My bf and I have been together for almost a year. There are a lot of great things that drew me to him–empathy, kindness, shared hobbies, positive attitude, etc. As we've gone on dates, I've noticed that he just doesn't care about what he wears and hardly gets ready in the morning. He never brushed or trimmed his hair and it's grown longer than mine. It's started to look like a rats nest. He also does not have very good oral hygiene and hadn't gone to the dentist for years (He lied to me about how long it had been). He will wear old, wrinkled clothes with holes in them. His apartment is kind of messy and stinks. I've tried gently hinting at it and would ask if he wants to get ready with me. I bought him a hairbrush because he literally does not own one and asked him to put deodorant on before getting in bed (the armpit sweat has stained my comforter).
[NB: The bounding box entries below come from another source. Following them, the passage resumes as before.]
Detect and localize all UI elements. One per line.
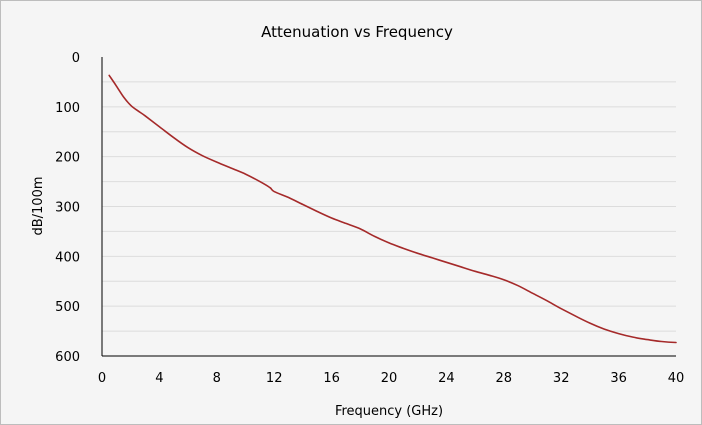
x-tick-label: 8	[213, 371, 221, 386]
y-tick-label: 600	[55, 350, 80, 365]
x-tick-label: 40	[668, 371, 685, 386]
attenuation-series-line	[108, 74, 677, 344]
chart-title: Attenuation vs Frequency	[261, 23, 453, 41]
x-tick-label: 24	[438, 371, 455, 386]
y-tick-label: 400	[55, 250, 80, 265]
y-axis-title: dB/100m	[31, 176, 46, 235]
x-axis-title: Frequency (GHz)	[335, 404, 443, 419]
x-tick-label: 12	[266, 371, 283, 386]
gridlines	[102, 81, 676, 332]
x-axis-tick-labels: 0 4 8 12 16 20 24 28 32 36 40	[98, 371, 684, 386]
x-tick-label: 32	[553, 371, 570, 386]
y-tick-label: 100	[55, 101, 80, 116]
y-tick-label: 0	[72, 51, 80, 66]
y-tick-label: 500	[55, 300, 80, 315]
x-tick-label: 0	[98, 371, 106, 386]
series-layer	[108, 74, 677, 344]
x-tick-label: 20	[381, 371, 398, 386]
y-tick-label: 300	[55, 201, 80, 216]
x-tick-label: 28	[496, 371, 513, 386]
y-axis-tick-labels: 0 100 200 300 400 500 600	[55, 51, 80, 365]
x-tick-label: 16	[323, 371, 340, 386]
x-tick-label: 36	[610, 371, 627, 386]
x-tick-label: 4	[155, 371, 163, 386]
y-tick-label: 200	[55, 151, 80, 166]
My sister's wedding is coming up and I've expressed that I've put a lot of effort into this and would mean a lot to me if he cut a few inches off his hair. I showed him some cuts I thought would look really good and offered to style it. I'm a pretty natural girl and never wear makeup or shave my legs but I put a lot of maintenance into my curly hair and having good hygiene. I am going all out and spending a lot on my appearance for this wedding. I've told him how I'm worried my sister will react to me not shaving my legs (it's very faint and can hardly be seen). He told me asking him to get a haircut and my sister asking me to shave my legs is "the same fucking thing". I've expressed to him many times that I like long hair and love his waves. I never expected him to cut it short, just manage it.
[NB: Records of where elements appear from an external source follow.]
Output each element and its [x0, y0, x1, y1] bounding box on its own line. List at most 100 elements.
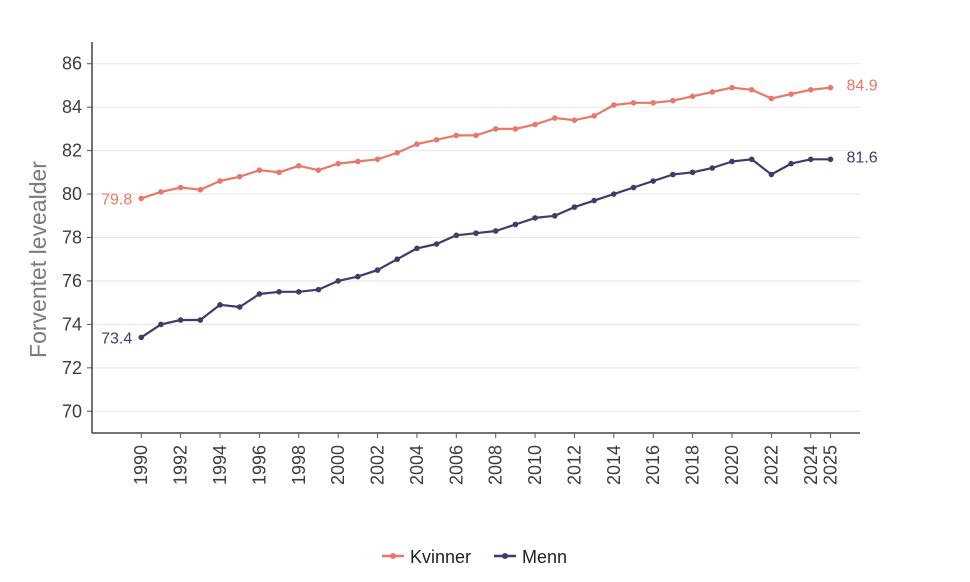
- data-point: [748, 86, 755, 93]
- data-point: [492, 126, 499, 132]
- data-point: [256, 167, 263, 173]
- series-line-kvinner: [140, 86, 831, 200]
- data-labels: 79.8 84.9 73.4 81.6: [101, 78, 878, 348]
- data-point: [276, 169, 282, 176]
- y-tick-label: 78: [62, 228, 82, 248]
- data-point: [158, 189, 164, 195]
- data-point: [571, 117, 578, 123]
- x-tick-label: 2022: [761, 445, 781, 485]
- x-tick-label: 2008: [486, 445, 506, 485]
- data-point: [512, 126, 519, 132]
- data-point: [453, 232, 460, 239]
- x-tick-label: 1994: [210, 445, 230, 485]
- data-point: [650, 178, 657, 184]
- data-point: [276, 289, 282, 295]
- data-point: [551, 212, 558, 219]
- y-tick-label: 70: [62, 401, 82, 421]
- x-tick-label: 2006: [446, 445, 466, 485]
- x-tick-label: 2004: [407, 445, 427, 485]
- data-point: [414, 141, 420, 147]
- data-point: [788, 91, 794, 97]
- x-tick-label: 2012: [564, 445, 584, 485]
- data-point: [551, 115, 558, 121]
- data-point: [670, 171, 676, 178]
- data-point: [335, 278, 341, 284]
- x-tick-label: 2014: [604, 445, 624, 485]
- data-point: [532, 121, 538, 128]
- data-point: [394, 256, 401, 263]
- data-point: [355, 158, 361, 165]
- data-point: [709, 165, 716, 171]
- data-point: [611, 102, 617, 108]
- gridlines: [92, 63, 860, 412]
- data-point: [689, 169, 696, 176]
- data-point: [177, 184, 184, 191]
- data-point: [591, 113, 597, 119]
- legend-label: Menn: [522, 547, 567, 567]
- legend: Kvinner Menn: [382, 547, 567, 567]
- data-point: [197, 317, 204, 323]
- legend-label: Kvinner: [410, 547, 471, 567]
- data-point: [729, 158, 735, 165]
- data-point: [827, 84, 834, 91]
- data-point: [433, 136, 440, 143]
- data-point: [315, 167, 322, 173]
- x-tick-label: 2016: [643, 445, 663, 485]
- data-point: [591, 197, 597, 204]
- data-point: [768, 171, 775, 178]
- data-point: [827, 156, 834, 163]
- data-point: [453, 132, 460, 139]
- data-point: [571, 204, 578, 210]
- data-point: [788, 160, 794, 167]
- x-tick-label: 1992: [171, 445, 191, 485]
- x-tick-label: 2018: [683, 445, 703, 485]
- data-point: [295, 163, 302, 169]
- data-point: [768, 95, 775, 102]
- data-point: [670, 97, 676, 104]
- data-point: [807, 156, 814, 163]
- data-point: [256, 291, 263, 297]
- y-tick-label: 76: [62, 271, 82, 291]
- end-value-label: 84.9: [846, 78, 877, 95]
- data-point: [414, 245, 420, 252]
- data-point: [315, 286, 322, 293]
- data-point: [689, 93, 696, 100]
- series-line-menn: [140, 158, 831, 339]
- legend-marker-icon: [390, 553, 396, 559]
- data-point: [650, 100, 657, 106]
- data-point: [374, 156, 381, 163]
- end-value-label: 81.6: [846, 149, 877, 166]
- data-point: [473, 230, 479, 236]
- data-point: [709, 89, 716, 95]
- y-axis-title: Forventet levealder: [25, 161, 51, 358]
- y-tick-label: 82: [62, 141, 82, 161]
- legend-item-menn: Menn: [494, 547, 567, 567]
- data-point: [630, 100, 637, 106]
- x-tick-label: 1996: [249, 445, 269, 485]
- data-point: [748, 156, 755, 163]
- x-tick-label: 1990: [131, 445, 151, 485]
- start-value-label: 79.8: [101, 191, 132, 208]
- y-tick-label: 86: [62, 54, 82, 74]
- data-point: [729, 84, 735, 91]
- data-point: [473, 132, 479, 139]
- data-point: [236, 304, 243, 310]
- data-point: [807, 86, 814, 93]
- data-point: [611, 191, 617, 197]
- data-point: [138, 334, 145, 341]
- data-point: [177, 317, 184, 323]
- start-value-label: 73.4: [101, 330, 132, 347]
- y-tick-label: 72: [62, 358, 82, 378]
- data-point: [492, 228, 499, 234]
- legend-marker-icon: [502, 553, 508, 559]
- data-point: [532, 215, 538, 221]
- x-tick-label: 2010: [525, 445, 545, 485]
- data-point: [295, 289, 302, 295]
- data-point: [217, 178, 223, 184]
- data-point: [335, 160, 341, 167]
- data-point: [630, 184, 637, 191]
- data-point: [512, 221, 519, 228]
- data-point: [138, 195, 145, 202]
I've also noticed that he's been more moody with me and it makes me feel bad.
Me: "Did you see my shoes?" Him: "I just told you, they are in the back."
I told him my roommate didn't want us using metal on her pans. I saw him using metal and thought she was in earshot so I looked at him and didn't say anything (I didn't want to cause more drama with her) so I just gave him something else to use. Him: "What am I doing wrong? Ok, fine, YOU do it then." Me: "Hey I don't like it when you snap at me like that." Him: "Well you're looking at me like it's obvious and I'm stupid."
I showed him some old metal I used to listen to, "This kind of music is stupid".
Me:"Hey we've been in the sun a lot today are you sure you don't want sunscreen?"
Him aggressively: "If you remind me one more time I'm gonna get mad." and then got horrendously sunburnt and embarrassed.
Sometimes he will apologize later on his own but other times I will tell him how it made me feel and he will say sorry. I asked him if there is anything I'm doing that makes him feel or respond that way, "No, I'm just being moody."

The other day we had been practicing a song together to perform at an open mic night. I was really nervous and kept messing up a part. I could tell he was getting impatient with me. I paused mid-song to collect myself and he said something like "Stopping like that is gonna look stupid, you gotta keep going." It triggered me pretty bad. I really shut down. I told him I was too upset to do this anymore and we went home. He apologized but said "I didn't say "you'll" sound stupid, I said "it'll" sound stupid. If anything, I said "bad" not stupid. I would never call you stupid. But I was impatient and I'm sorry. I won't use the word "stupid" again." I also apologized because I did feel as if I overreacted to an extent. I acknowledged that I was triggered and reacted more strongly than I normally would have but I still voiced my concern.

I have tried discussing with him multiple times that his moodiness and impatience makes me upset and why it keeps happening. "I don't want to be mean and tell you to grow thicker skin and stop being sensitive but I don't know what to do. I'm sorry, I'll just have to be more careful."

He told me he was feeling criticized when I was giving hints about brushing his hair or flossing his teeth. Me: "I'm really sorry, I never meant anything as criticism or an attack. It just makes me not feel very special when you don't put in effort for me on dates. I'd like both of us to dress for nice for each other." Him: "Do you not know how to apologize and take accountability? I never meant anything personally either. You're turning this on me again. I brought up my concern and now I have to go clothes shopping and style my hair? I'm baffled. That's a really silly thing to bring up. I tell you all the time how pretty you look and how I've liked your natural look! I didn't realize you were slaving away on your looks. I didn't think we were doing that. That really hurt my feelings." I felt awful. I acknowledged it, apologized, and told him I'd do better. He reluctantly agreed to start taking better care of himself. The conversation ended well but I'm having after thoughts. I'm confused on how to communicate going forward.

I've been sitting on this for a couple days and I've been so anxious. Am I expecting too much? Am I being sensitive? It's making me feel crazy.

TLDR
Bf doesn't brush or cut his long hair and it's looking like a rats nest. He wears old, wrinkled clothes on our dates and his apartment stinks. My sister's wedding is coming up and I told him it would mean a lot if he cut a few inches off. He told me he feels criticized for hinting at him to brush his hair and floss his teeth. "I tell you all the time how pretty you look." He also told me it'll sound stupid if I mess up a song in front of an audience. "I don't want to sound mean and tell you to grow thicker skin but idk what to do," when I tell him I'm upset with him for being impatient and snapping at me.